Na madrugada de quarta-feira (25), a Câmara dos Deputados aprovou o Redata, programa que concede isenções e descontos na compra de equipamentos a empresas que instalarem data centers no país. O texto seguirá para análise do Senado.
Com a popularização de serviços em nuvem e, mais recentemente, de aplicações de inteligência artificial (IA), cresce a procura por centros de dados maiores e com maior consumo elétrico. O Brasil desponta como potencial “hotspot” para essas estruturas em razão da oferta de fontes renováveis, disponibilidade de área física e mão de obra.
Mesmo assim, grandes consumidores precisam solicitar às distribuidoras ligações de alta potência, processo que enfrenta longas filas, sobretudo no Sudeste. A Ascenty afirma ter antecipado a questão e já possui terrenos em São Paulo com conexão estabelecida, mas reconhece que o problema volta a surgir em novos empreendimentos.

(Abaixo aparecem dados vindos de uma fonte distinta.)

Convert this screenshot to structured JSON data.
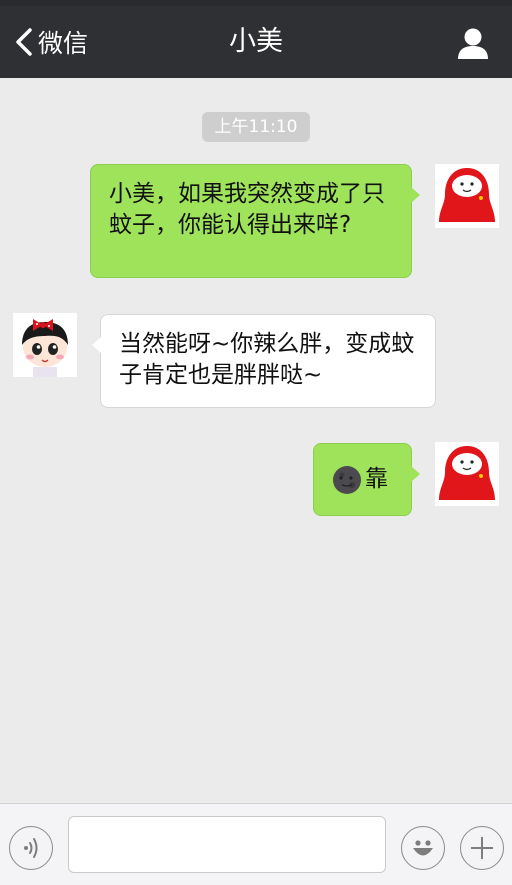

Imagem: redir.folha.com.br
Siqueira avalia que o incentivo fiscal pode acelerar decisões de investimento. Empresas que hesitavam em construir no Brasil podem se sentir motivadas pelo benefício tributário, enquanto projetos já planejados tendem a ganhar velocidade. O executivo observa, porém, que a participação de gigantes globais é fundamental, pois “o mercado nacional ainda não comporta aportes do mesmo porte”.
Em 11 de fevereiro, a Microsoft anunciou a abertura de dois data centers de IA e nuvem no estado de São Paulo, sem revelar as cidades por questões de segurança. Para 2024, a empresa prevê investir R$ 14,7 bilhões na expansão de infraestrutura no país e promete capacitar 5 milhões de brasileiros em IA até 2027.
A aprovação definitiva do Redata e a solução para o gargalo energético serão decisivas para consolidar o Brasil na rota global de grandes centros de processamento de dados.